One aspect of Michael Haneke’s cinema that has been consistently successful is his stance against narrative dictatorship. Haneke has always gone in the direction that will allow for multiple interpretations of his work. It’s not about being arcane or surreal, about confusing or jumbling the brain, but instead one of his methods of articulating his distrust for the media. This is never more true than in Cache, where a surveilance camera is proven to not deliver the truth. The White Ribbon continues along this line, but rather than characters believing wholeheartedly that they know what happened only to be shown they in fact know very little, the narrator never claims any particular authority and is missing many of the details. Haneke wouldn’t be lame enough to force this conclusion upon us, but certainly one thing that should come to mind in the end is that when all is said and done, we have nothing more than one of a hundred versions of the “truth”.
The White Ribbon is less purely an art film than 71 Fragments of a Chronology of Chance, but the series of episodes and moments at least theoretically challenges the audience to both understand the inherent manipulation in brief clips while still attaching their own psychology and morality to the characters despite this knowledge that they are being denied the necessary facts. The point Haneke has been trying to reach is a state of awareness where the viewer will view critically by separating the footage from the idea it’s inherenty truth and take responsibility for participating in the dubious or immoral activities depicted.

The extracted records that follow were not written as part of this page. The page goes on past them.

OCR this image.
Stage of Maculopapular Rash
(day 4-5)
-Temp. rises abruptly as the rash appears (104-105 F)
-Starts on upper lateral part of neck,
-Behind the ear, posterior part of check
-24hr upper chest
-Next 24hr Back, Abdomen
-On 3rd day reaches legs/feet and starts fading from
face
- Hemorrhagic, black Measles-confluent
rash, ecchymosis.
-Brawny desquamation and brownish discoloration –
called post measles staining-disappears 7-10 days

Although The Schoolteacher is a benevolent character who ultimately shows enough concern to conduct his own investigation, the most interesting aspect of his voiceover is it’s total lack of emotion. This is at least seemingly not someone riddled with shame and guilt, horrified that such acts took place under his watch; it’s someone engaging in newspaper style reportage. It’s just the “facts”.
Since Haneke disdanes the media, he always makes a lot of points that run counter not only to their supposed purpose, but to that of filmmakers seeking morality. One of the strartling points of The White Ribbon is just how cribbled the village becomes through the knowledge their illusions are just that. As the cruel acts become serial, every action or inaction to counterbalance them results in fear or helplessness. Ultimately, the only answer for the characters seems to be fleeing, but we know that will not be of any long term benefit because the seed has already been planted in these German youths, and evil cannot simply be uprooted like a pesky weed. The answer for the audience seems more important. We have no say in the film, there’s no one to believe in, support, or really have any faith in, which prompts us to either do the easy thing and simply reject the film and it’s unpleasantness or the hard thing and try to combat these situations when they occur in our own lives.
Though Haneke is a moralist, there’s a critical difference between him and most moral filmmakers. Haneke doesn’t want to tell us how to act, he wants to show us ourselves, hoping that will cause us to deliberate upon the material until we come up with our own ideas, actions, solutions. His success as a filmmaker won’t lie in how we react to his specifics, but rather if we’ll first recognize the same traits and behaviors in ourselves and those around us, and secondly do something positive to alter them.